Cycles exist in all markets. The Bitcoin market too, for that matter, is cyclic in nature. After every 210,000 blocks are mined [approximately every four years], the cycle changes. This is essentially marked by the halving event that takes place where miner rewards are cut by 50%. Every phase of every cycle thus far has been significant in its own way.
Hence, looking at the way bull markets have unfolded in previous cycles would give us a rough idea about what to expect this time around.
In 2013, it took almost 287 days for Bitcoin’s price to hit an ATH. Similarly, in 2017, it took the market around 289 days to achieve the same feat. As far as this year is concerned, we’ve already crossed the 250-day threshold and are merely a month away from stepping into the 280-day phase. By and large, this means that the clock is ticking fast.
However, if the number of blocks since previous highs are to be considered, the Bitcoin market has additional time in hand. The crypto’s price peaked when it was around block number 50,000 in 2013, while it managed to pull off the same at around block 44,000 in 2017.
Now, as can be seen from the chart attached, block 48,000 appears to be quite close to the implied top of this bull run.
Currently, over 40000 blocks have been mined already and we need to go 8000 blocks further to get to 48,000. Keeping the 10-minute block time in mind, it can be said that the market is about 55 days away from its peak.

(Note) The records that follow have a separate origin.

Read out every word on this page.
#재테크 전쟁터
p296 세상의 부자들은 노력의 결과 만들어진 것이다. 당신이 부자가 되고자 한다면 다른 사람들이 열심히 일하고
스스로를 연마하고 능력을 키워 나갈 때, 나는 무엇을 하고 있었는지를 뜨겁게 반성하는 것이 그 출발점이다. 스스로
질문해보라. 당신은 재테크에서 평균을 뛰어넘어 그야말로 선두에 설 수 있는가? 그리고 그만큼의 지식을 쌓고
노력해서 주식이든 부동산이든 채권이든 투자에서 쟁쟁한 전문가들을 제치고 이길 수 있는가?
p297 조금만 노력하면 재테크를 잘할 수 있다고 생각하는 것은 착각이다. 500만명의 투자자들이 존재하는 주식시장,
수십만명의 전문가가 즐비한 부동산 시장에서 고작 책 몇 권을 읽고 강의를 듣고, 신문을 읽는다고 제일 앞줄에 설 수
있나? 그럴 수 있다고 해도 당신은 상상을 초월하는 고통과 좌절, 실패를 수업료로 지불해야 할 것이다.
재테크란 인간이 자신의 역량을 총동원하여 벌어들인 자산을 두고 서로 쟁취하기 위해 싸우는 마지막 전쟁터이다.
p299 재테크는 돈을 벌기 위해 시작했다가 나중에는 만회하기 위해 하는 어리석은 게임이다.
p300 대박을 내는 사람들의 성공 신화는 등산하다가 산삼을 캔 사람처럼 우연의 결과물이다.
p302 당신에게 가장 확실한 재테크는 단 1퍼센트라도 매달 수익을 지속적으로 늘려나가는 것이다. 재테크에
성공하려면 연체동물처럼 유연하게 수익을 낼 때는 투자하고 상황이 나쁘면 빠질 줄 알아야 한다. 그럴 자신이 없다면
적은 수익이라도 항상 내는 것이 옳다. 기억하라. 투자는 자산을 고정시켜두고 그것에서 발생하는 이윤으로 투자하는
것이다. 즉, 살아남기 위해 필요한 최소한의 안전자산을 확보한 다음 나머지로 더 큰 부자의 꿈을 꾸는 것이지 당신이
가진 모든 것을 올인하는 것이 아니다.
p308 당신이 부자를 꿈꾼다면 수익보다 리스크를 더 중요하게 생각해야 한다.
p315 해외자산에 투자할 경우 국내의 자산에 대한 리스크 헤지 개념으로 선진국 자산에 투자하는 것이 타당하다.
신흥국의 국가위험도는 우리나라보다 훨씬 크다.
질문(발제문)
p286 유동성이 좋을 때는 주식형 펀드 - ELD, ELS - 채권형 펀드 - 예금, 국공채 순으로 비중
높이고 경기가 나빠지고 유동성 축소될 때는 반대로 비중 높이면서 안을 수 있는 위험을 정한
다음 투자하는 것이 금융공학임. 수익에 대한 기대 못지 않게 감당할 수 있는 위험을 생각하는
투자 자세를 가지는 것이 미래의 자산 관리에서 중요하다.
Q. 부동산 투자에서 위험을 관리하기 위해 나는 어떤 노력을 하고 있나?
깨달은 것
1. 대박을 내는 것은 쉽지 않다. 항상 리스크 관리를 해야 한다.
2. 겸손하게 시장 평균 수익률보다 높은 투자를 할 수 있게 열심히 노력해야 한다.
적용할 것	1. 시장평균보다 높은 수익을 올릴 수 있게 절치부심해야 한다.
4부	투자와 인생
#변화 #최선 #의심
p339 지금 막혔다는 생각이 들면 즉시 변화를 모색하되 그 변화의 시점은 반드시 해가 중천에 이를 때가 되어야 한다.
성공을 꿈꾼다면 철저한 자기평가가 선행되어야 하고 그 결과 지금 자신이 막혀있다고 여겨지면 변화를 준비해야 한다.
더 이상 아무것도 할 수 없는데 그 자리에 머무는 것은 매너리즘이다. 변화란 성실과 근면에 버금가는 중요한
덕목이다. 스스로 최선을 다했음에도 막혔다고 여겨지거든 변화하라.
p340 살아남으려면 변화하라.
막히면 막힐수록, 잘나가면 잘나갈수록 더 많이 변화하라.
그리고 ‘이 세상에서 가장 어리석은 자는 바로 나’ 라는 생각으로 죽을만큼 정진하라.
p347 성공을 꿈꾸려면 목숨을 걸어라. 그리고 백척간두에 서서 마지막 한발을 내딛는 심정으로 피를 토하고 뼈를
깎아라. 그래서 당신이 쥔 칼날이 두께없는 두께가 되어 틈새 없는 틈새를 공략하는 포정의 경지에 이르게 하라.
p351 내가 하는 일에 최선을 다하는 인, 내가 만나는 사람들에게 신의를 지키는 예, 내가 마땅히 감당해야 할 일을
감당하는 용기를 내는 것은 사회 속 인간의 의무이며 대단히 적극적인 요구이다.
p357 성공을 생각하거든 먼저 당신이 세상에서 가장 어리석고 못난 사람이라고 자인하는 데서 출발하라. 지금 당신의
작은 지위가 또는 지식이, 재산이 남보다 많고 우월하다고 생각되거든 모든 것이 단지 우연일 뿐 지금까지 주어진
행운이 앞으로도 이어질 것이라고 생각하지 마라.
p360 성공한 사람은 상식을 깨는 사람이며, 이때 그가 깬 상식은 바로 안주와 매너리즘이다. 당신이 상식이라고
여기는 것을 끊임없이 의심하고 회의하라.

What’s more, the cyclic price has always maintained the sanctity of the spiral by remaining well within the boundaries of its respective concentric circles. As such, there is no deviation this time either.
The blue dots in the chart attached below represent all-time highs. Curiously, they’ve all fallen within the same quarter of the circle thus far. Ergo, if the tradition were to be followed this time too, the market would likely witness another peak in the next couple of months.
Signs of revival
By and large, the market has been able to put its resilient foot forward post the crash. At press time, the market’s king coin was seen trading at $45.3k, down by 3% when compared to the previous day.
CryptoQuant CEO Ki Young Ju, in a recent tweet, highlighted that whales have started sending Bitcoins to derivative exchanges from other exchanges. According to the exec, these large market participants are either punting new positions or filling margins.
Whenever this has happened in the past, Bitcoin’s price has ended up appreciating in the long term after their accumulation. In fact, the exec also argued that their positions seem to be long positions this time too.
The Spent Output Profit Ratio too managed to flash a positive sign, at the time of writing. The SOPR is a measure of the state of profit/loss coins trading on a given day are carrying. This metric has managed to bounce off the dip and was seen to be in a state of profit, at press time.
As can be seen from the chart attached, the dip below 1 on 7 September was better defined for short-term HODLers, implying that they were the ones who engaged in selling.
On the contrary, the long-term SOPR has bounced back, without even paying a visit to 1. This is pretty much a textbook bull run setup.
Well, looking at the current state of the aforementioned metrics and the way things have unfolded in the past, it’s fair to claim that this is not the right time for market participants to give up on their HODLings.
The market is more or less two months away from its peak. Hence, selling at that time would fetch HODLers more profit than now.